Tuesday, February 22, 2011

Shuttle Discovery poised for her final flight Thursday

The countdown for the delayed flight of the space shuttle Discovery remains on track today for a Thursday launch from America's Space Coast.

NASA weather officer Kathy Winters forecasts an 80% favorable weather rating at launch time.

Plagued by several leaks and cracks on the shuttle's fuel tank and later an injured crew member, the original launch date of Discovery had been set for early-November.

However, the November 5 launch attempt revealed a gaseous hydrogen leak at a connection point on the back side of the fuel tank. Hours later as the launch team drained the tank of it's super cold fuels, several cracks were discovered beneath the foam insulation.

Additional cracks were discovered following a fueling test, and it was elected to return the space shuttle back to the high bay of the vehicle assembly building a few days before Christmas to perform further x-rays of the tank and make repairs.

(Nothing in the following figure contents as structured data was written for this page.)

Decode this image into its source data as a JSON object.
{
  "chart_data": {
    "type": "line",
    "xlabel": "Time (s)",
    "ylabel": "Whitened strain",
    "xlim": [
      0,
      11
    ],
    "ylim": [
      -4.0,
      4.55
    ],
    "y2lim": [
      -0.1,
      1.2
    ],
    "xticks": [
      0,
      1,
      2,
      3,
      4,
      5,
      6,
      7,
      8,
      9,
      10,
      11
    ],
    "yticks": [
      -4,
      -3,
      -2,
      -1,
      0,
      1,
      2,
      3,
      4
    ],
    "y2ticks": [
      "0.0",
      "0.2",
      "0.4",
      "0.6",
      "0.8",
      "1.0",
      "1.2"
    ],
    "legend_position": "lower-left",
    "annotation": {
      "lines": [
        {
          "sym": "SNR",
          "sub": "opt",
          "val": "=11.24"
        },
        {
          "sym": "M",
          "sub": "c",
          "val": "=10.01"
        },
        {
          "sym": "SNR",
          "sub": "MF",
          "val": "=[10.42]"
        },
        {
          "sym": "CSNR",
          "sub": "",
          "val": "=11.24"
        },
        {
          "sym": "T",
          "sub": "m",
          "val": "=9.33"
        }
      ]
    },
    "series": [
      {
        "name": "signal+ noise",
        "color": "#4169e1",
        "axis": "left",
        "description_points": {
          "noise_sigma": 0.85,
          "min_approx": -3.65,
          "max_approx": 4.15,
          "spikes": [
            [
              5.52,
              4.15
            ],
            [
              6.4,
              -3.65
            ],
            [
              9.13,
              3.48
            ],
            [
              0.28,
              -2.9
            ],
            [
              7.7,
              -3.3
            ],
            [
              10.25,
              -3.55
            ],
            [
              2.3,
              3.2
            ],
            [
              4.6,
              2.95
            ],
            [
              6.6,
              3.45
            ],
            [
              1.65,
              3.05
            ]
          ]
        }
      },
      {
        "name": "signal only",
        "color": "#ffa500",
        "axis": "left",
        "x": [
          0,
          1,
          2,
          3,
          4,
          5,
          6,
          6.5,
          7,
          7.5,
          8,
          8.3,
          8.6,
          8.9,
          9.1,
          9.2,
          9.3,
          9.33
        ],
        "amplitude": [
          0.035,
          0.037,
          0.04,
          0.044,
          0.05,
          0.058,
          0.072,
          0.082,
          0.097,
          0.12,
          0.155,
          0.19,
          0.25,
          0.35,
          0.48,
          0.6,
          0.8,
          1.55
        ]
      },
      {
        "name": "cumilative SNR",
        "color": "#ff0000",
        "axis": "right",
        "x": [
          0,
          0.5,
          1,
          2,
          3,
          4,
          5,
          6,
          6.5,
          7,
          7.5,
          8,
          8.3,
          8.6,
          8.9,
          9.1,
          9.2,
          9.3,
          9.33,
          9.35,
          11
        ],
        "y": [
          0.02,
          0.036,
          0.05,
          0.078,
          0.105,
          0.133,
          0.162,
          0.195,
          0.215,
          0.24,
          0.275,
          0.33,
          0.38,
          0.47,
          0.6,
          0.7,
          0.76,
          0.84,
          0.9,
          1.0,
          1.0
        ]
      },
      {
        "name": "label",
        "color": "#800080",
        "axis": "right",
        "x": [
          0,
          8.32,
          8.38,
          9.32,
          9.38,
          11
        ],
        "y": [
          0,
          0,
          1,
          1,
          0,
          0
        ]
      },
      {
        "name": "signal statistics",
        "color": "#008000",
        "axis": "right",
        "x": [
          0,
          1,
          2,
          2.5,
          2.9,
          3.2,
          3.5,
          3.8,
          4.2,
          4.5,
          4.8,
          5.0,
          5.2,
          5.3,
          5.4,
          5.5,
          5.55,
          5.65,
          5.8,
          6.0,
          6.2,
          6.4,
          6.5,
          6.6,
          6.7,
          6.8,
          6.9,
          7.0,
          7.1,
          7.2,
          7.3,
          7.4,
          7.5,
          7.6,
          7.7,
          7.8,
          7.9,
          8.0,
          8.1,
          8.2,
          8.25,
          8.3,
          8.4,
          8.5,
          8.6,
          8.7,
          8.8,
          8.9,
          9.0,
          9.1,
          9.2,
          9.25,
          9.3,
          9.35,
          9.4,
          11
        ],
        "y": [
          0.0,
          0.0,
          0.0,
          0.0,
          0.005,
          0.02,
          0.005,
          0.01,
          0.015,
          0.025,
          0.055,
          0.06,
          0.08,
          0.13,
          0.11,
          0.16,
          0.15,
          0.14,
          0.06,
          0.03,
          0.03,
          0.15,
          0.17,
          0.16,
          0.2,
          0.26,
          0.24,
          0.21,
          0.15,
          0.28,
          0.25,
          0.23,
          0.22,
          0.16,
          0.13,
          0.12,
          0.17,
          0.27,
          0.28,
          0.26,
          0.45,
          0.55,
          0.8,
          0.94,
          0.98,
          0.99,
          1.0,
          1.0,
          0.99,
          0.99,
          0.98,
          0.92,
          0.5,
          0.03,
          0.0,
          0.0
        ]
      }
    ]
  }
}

On January 15, as crack repairs on the top section of the fuel tank were nearing completion, Discovery astronaut Tim Kopra suffered a hip fracture following a bike accident near Houston. He was replaced a few days later by Stephen Bowen.

Bowen comes fresh off the last flown space shuttle flight last May, and will become the only astronaut to have ever launched on back-to-back shuttle missions.

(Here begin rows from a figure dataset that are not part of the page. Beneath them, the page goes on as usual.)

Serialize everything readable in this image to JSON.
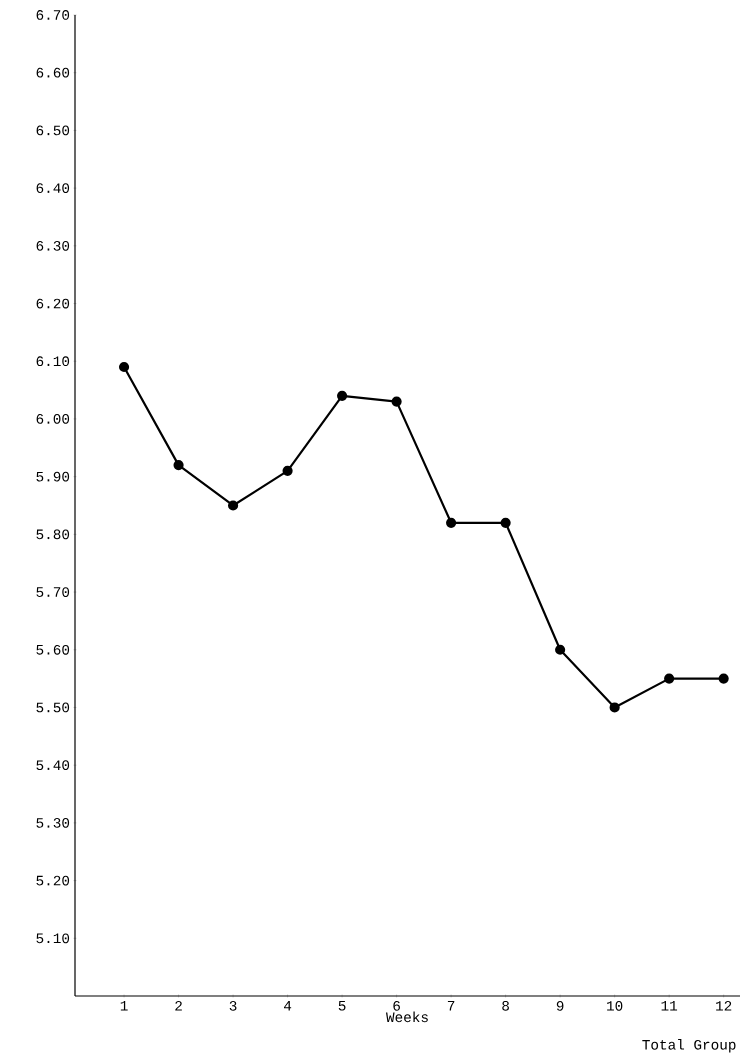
{
  "chart_data": {
    "type": "line",
    "xlabel": "Weeks",
    "categories": [
      "1",
      "2",
      "3",
      "4",
      "5",
      "6",
      "7",
      "8",
      "9",
      "10",
      "11",
      "12"
    ],
    "values": [
      6.09,
      5.92,
      5.85,
      5.91,
      6.04,
      6.03,
      5.82,
      5.82,
      5.6,
      5.5,
      5.55,
      5.55
    ],
    "color": "#000000",
    "marker": "circle",
    "line_style": "solid",
    "ylim": [
      5.0,
      6.7
    ],
    "yticks": [
      {
        "value": 5.1,
        "label": "5.10"
      },
      {
        "value": 5.2,
        "label": "5.20"
      },
      {
        "value": 5.3,
        "label": "5.30"
      },
      {
        "value": 5.4,
        "label": "5.40"
      },
      {
        "value": 5.5,
        "label": "5.50"
      },
      {
        "value": 5.6,
        "label": "5.60"
      },
      {
        "value": 5.7,
        "label": "5.70"
      },
      {
        "value": 5.8,
        "label": "5.80"
      },
      {
        "value": 5.9,
        "label": "5.90"
      },
      {
        "value": 6.0,
        "label": "6.00"
      },
      {
        "value": 6.1,
        "label": "6.10"
      },
      {
        "value": 6.2,
        "label": "6.20"
      },
      {
        "value": 6.3,
        "label": "6.30"
      },
      {
        "value": 6.4,
        "label": "6.40"
      },
      {
        "value": 6.5,
        "label": "6.50"
      },
      {
        "value": 6.6,
        "label": "6.60"
      },
      {
        "value": 6.7,
        "label": "6.70"
      }
    ],
    "annotations": [
      "Total Group"
    ]
  }
}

Over the past month, Kopra helped coach Bowen on the detailed tasks he was to have performed during the two planned spacewalks.

Discovery astronauts Alvin Drew and Nicole Stott will split Kopra's duties as flight engineer during the launch and landing phases, respectively, of the flight.

Launch of Discovery on her final voyage upon the ocean of space is set for Thursday at 4:50:24 p.m. EST, from launch complex 39-A at the Kennedy Space Center.

Once launched, Discovery's all veteran crew of commander Steven Lindsey, pilot Eric Boe and mission specialists Drew, Bowen, Michael Barratt, and Stott will spend two days performing rendezvous maneuvers to catch up with and dock with the International Space Station.

Once at station, Discovery will deliver the final American segment known as the Permanent Multipurpose Module, a bus sized cylindrical segment which will be used for storage. It will begin to free up more space inside the station's working and living segments.

The orbiter is scheduled to dock with the station on Saturday at 10:15 a.m.

Formally known as the Leonardo logistics module, the PMM has actually flown to the space station several times most recently two flights ago.

Inside the PMM will be 6500 pounds of cargo, spare parts, R2 - a robo-naut which will be used outside the outpost; and personal crew supplies to help resupply earth's orbiting outpost in space. Discovery's middeck will carry another 1500 pounds of supplies, too.

Robonaut will remain in the PMM through Discovery's flight, and will later be moved so that it's two halfs can be mated together and placed outside the station in the weeks to come.

Bowen and Drew will perform two spacewalks during this 35th shuttle flight to earth's outpost in space, during flight days 5 and 7 -- Monday and Wednesday of next week.

The duo will install a alternative power cable between the Tranquility and Unity modules on the first spacewalk; relocate a failed ammonia pump module to another part of the station; and perform work on a camera and the railway system on the truss segment.

The second orbital excursion will focus on the change out of a bracket on the European Columbus module; and a Japanese glass bottle which the space walkers will fill up with the vacuum of space for a museum display back on earth.

After 170 revolutions of the planet, Discovery will head home to Florida on March 7 for a midday landing upon the Space Coast at about 12:44 pm EST.

NASA could decide
a few days into Discovery's flight to perform a historic photo opportunity.

NASA and Russia's mission control center's could elect to have a Russian Soyuz TMA craft undock and perform a fly around of the space station to take several last pictures of Discovery docked to her port-of-call.

A "go" for the fly around will add an additional day to the mission, according to NASA Test Director Steve Payne this morning.

Payne added that the configuration of Discovery and three international cargo crafts will allow for the fly around.

Landing will mark the conclusion of Discovery's nearly twenty-seven year storied career.

Discovery's mission will also mark the first of the final three space shuttle flights left, with Endeavour flying her final scheduled flight on April 19 and Atlantis on June 28.